Moonves: "No, it was about the Family and Medical Leave Act, a true
story that he was involved in where a young girl had visited the White
House. He'd come back from his morning jog, and this 13 year old girl was
there in a wheelchair. The President went over to her and she evidently
was dying of leukemia and the father went over to him and thanked the
President for having passed the Family and Medical Leave Act so he could
be with his daughter. She was going to die, but at least he could say
good-bye. As the President pitched it, I mean, he had tears in his eyes,
legitimately. It was very moving. We ended up shooting the movie starring
John Ritter as the father and the President appears in it as
himself."
Snyder: "You will stop at nothing."
Moonves: "I will. I'm shameless for ratings, what can I tell you. But
we're not allowed to show it until after the elections."
To get to the
truth of the anecdote, do we divide by six or by two?
4) In the media
lexicon, anything about character or illegality is harsh and/or nasty.
Two examples:
Monday night (October 14) this is how David Bloom began his NBC Nightly
News story: "In his harshest, most personal attack yet on the
President, Bob Dole today charged that the Clinton Administration is
unethical, that Bill Clinton himself is slipping and sliding away from
questions about possible illegal campaign contributions."
The night before, on ABC's World News Sunday, anchor Carole Simpson asked:
"The candidates are back on the road, but will they take the high
road or the low road?"
Reporter John Donvan observed: "Did Bob Dole attack Bill Clinton in
harsh terms today? Yes he did. Plenty."
Dole: "Drug use has doubled because nothing has been done in this
administration. He's been AWOL. He's been AWOL before, but now he's really
been AWOL now."
Donvan: "But did Dole get personal, dig into the President's past,
stir up the mud of Whitewater and other issues of character? No, he isn't.

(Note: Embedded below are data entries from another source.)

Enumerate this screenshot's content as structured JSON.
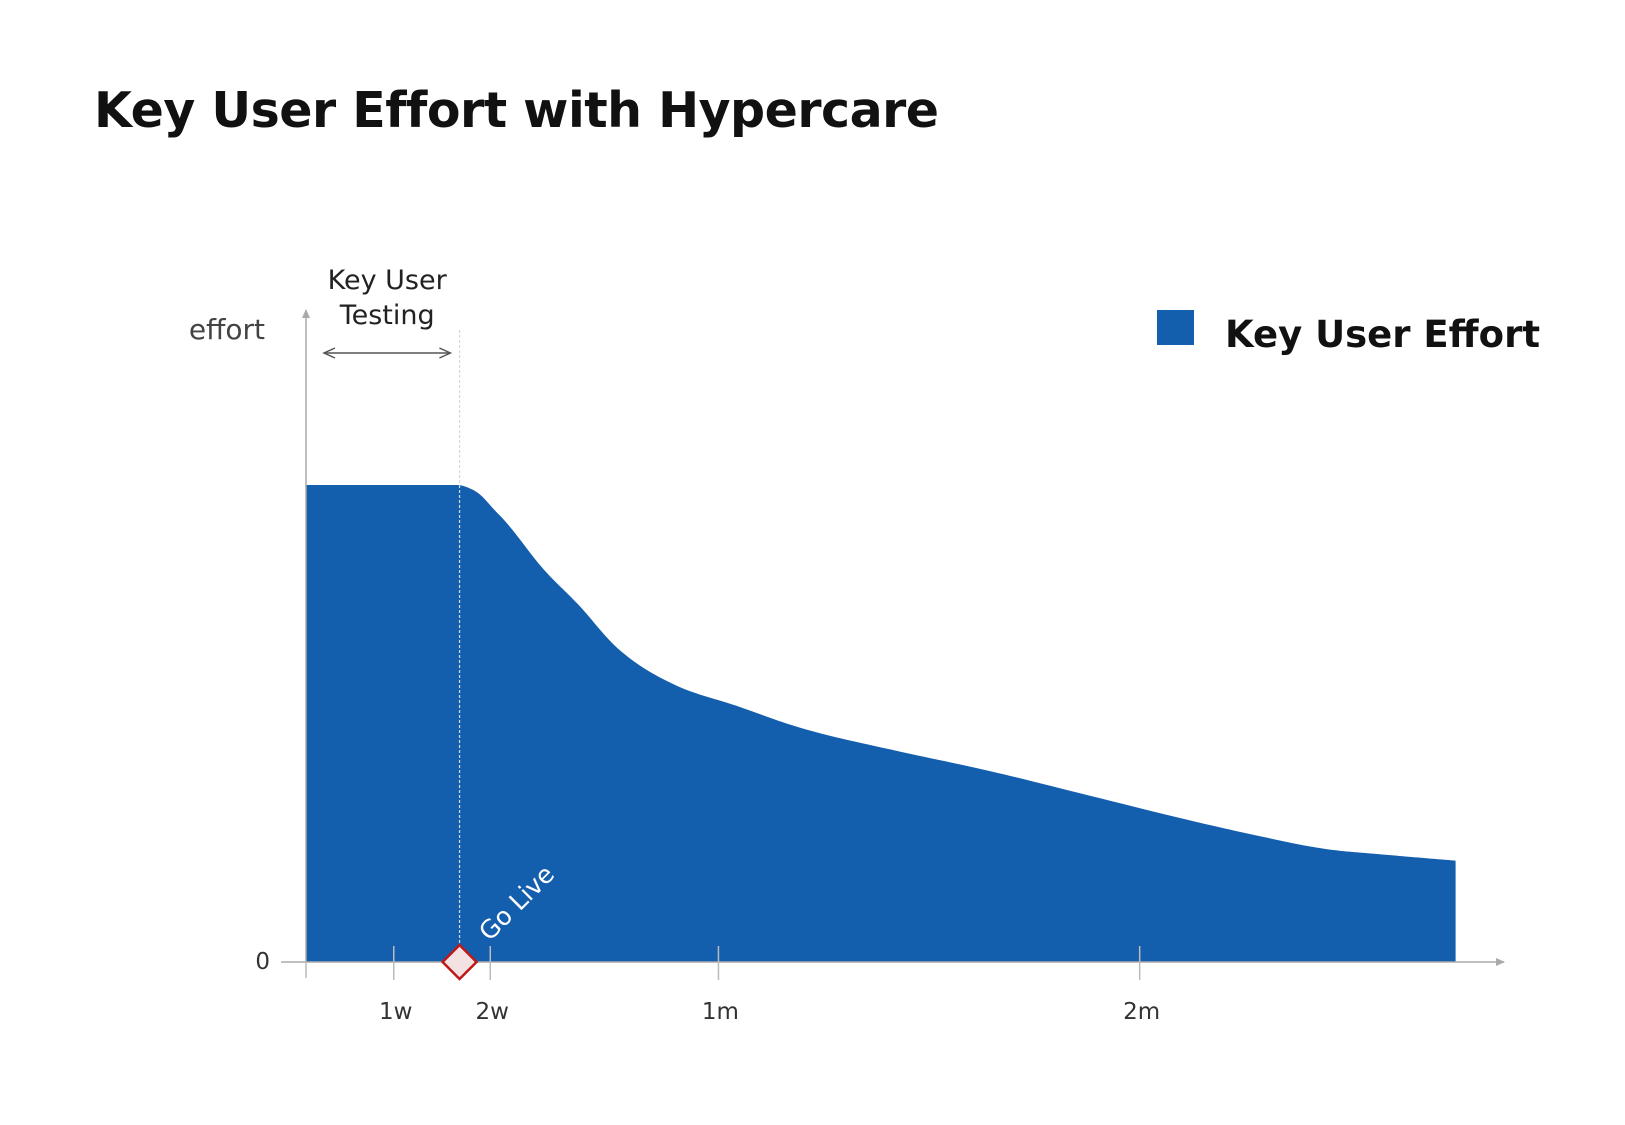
{
  "chart_data": {
    "type": "area",
    "title": "Key User Effort with Hypercare",
    "ylabel": "effort",
    "xlabel": "",
    "x_unit": "weeks",
    "xlim": [
      -0.05,
      13.1
    ],
    "ylim": [
      0,
      1
    ],
    "y_ticks": [
      {
        "value": 0,
        "label": "0"
      }
    ],
    "x_ticks": [
      {
        "value": 1,
        "label": "1w"
      },
      {
        "value": 2.1,
        "label": "2w"
      },
      {
        "value": 4.7,
        "label": "1m"
      },
      {
        "value": 9.5,
        "label": "2m"
      }
    ],
    "grid": false,
    "legend_position": "top-right",
    "series": [
      {
        "name": "Key User Effort",
        "color": "#135fae",
        "x": [
          0,
          0.8,
          1.75,
          2.2,
          2.7,
          3.1,
          3.6,
          4.2,
          4.9,
          5.7,
          6.7,
          7.8,
          8.9,
          10.0,
          10.9,
          11.6,
          12.3,
          13.1
        ],
        "y": [
          0.8,
          0.8,
          0.8,
          0.75,
          0.66,
          0.6,
          0.52,
          0.465,
          0.43,
          0.39,
          0.355,
          0.32,
          0.28,
          0.24,
          0.21,
          0.19,
          0.18,
          0.17
        ]
      }
    ],
    "annotations": {
      "phase_label_line1": "Key User",
      "phase_label_line2": "Testing",
      "phase_start": 0,
      "phase_end": 1.6,
      "milestone_label": "Go Live",
      "milestone_x": 1.75
    }
  }
}
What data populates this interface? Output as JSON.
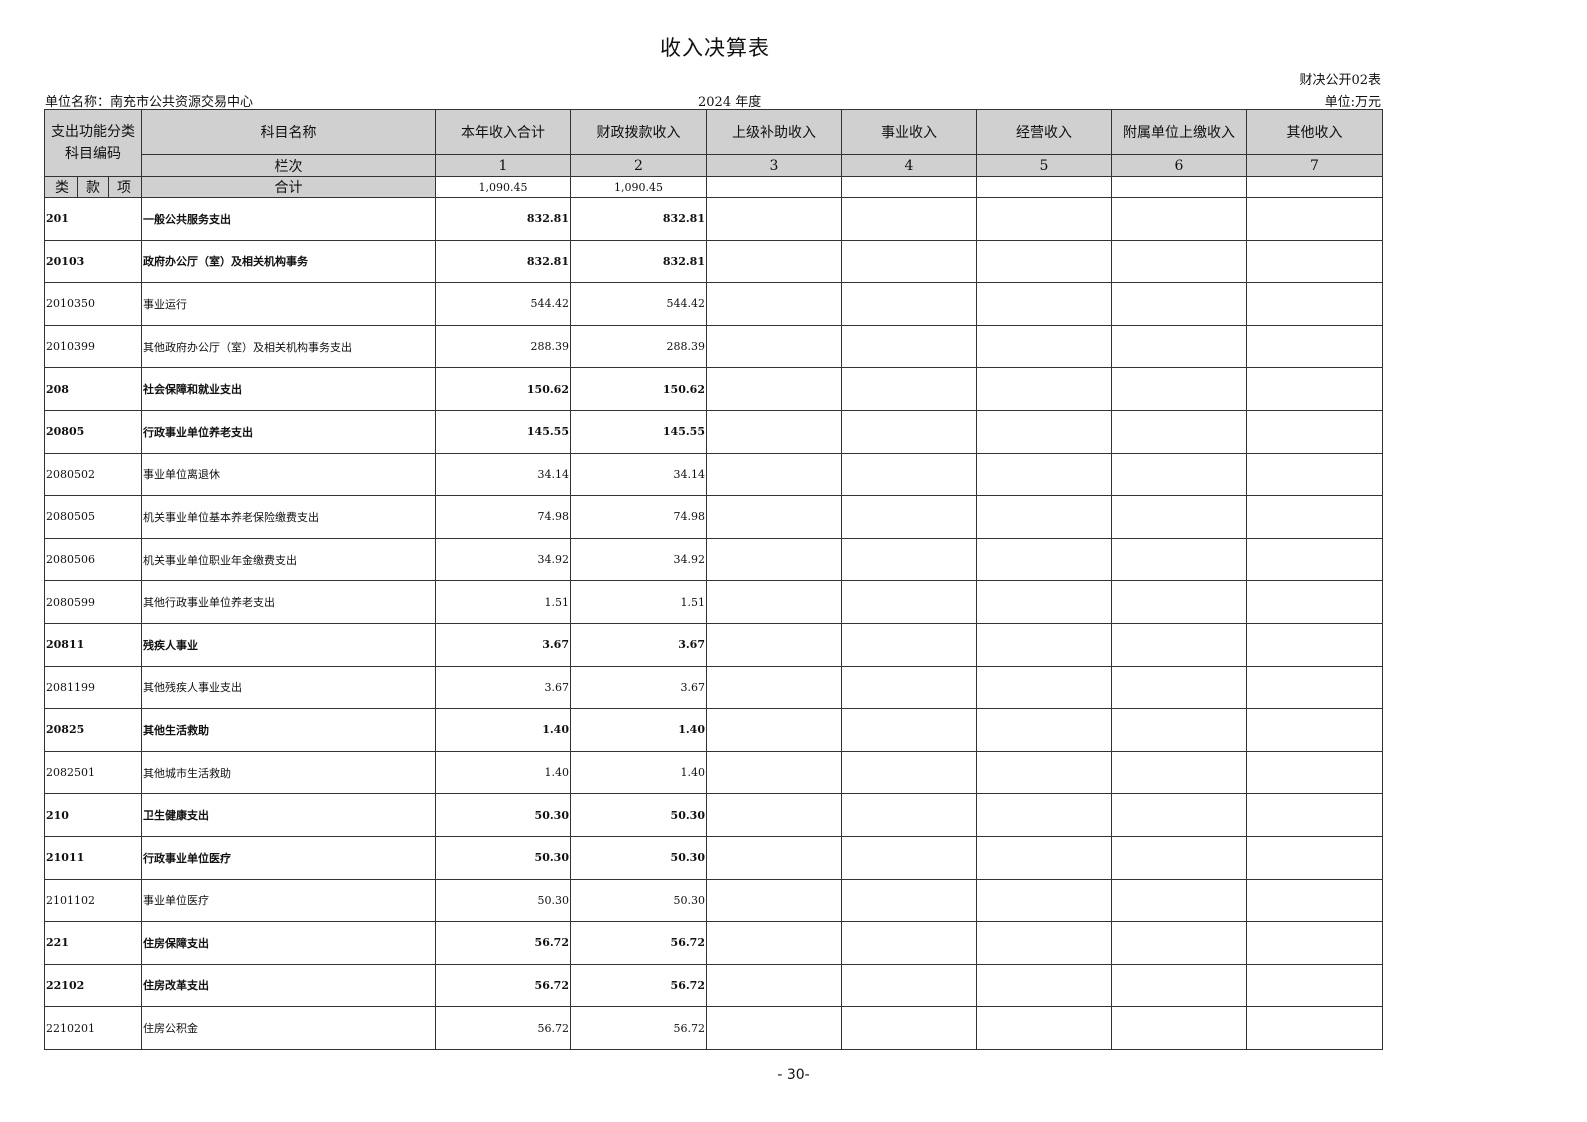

And despite being urged to do so by some members of his own party. Dole in
person is still taking the high road, hitting the President hard on his
record but not going after Clinton on his personal life and moral
character. Some in Dole's camp wish that he'd get nastier at this point
with polls delivering constant bad news to the campaign."
Following a clip
of Dole saying he's "thinking about" being tougher and a
soundbite from Jack Kemp, Donvan concluded his story: "Dole himself
continues to be the gentleman on the stump. That may make for a duller
campaign than some would like, and perhaps a losing one. But it lets the
candidate play out this possibly climatic moment in his career more like a
statesman, less like a nasty politician. John Donvan, ABC News, Hamilton
New Jersey."
Just what
reporters want. Dole to lose while not damaging Clinton.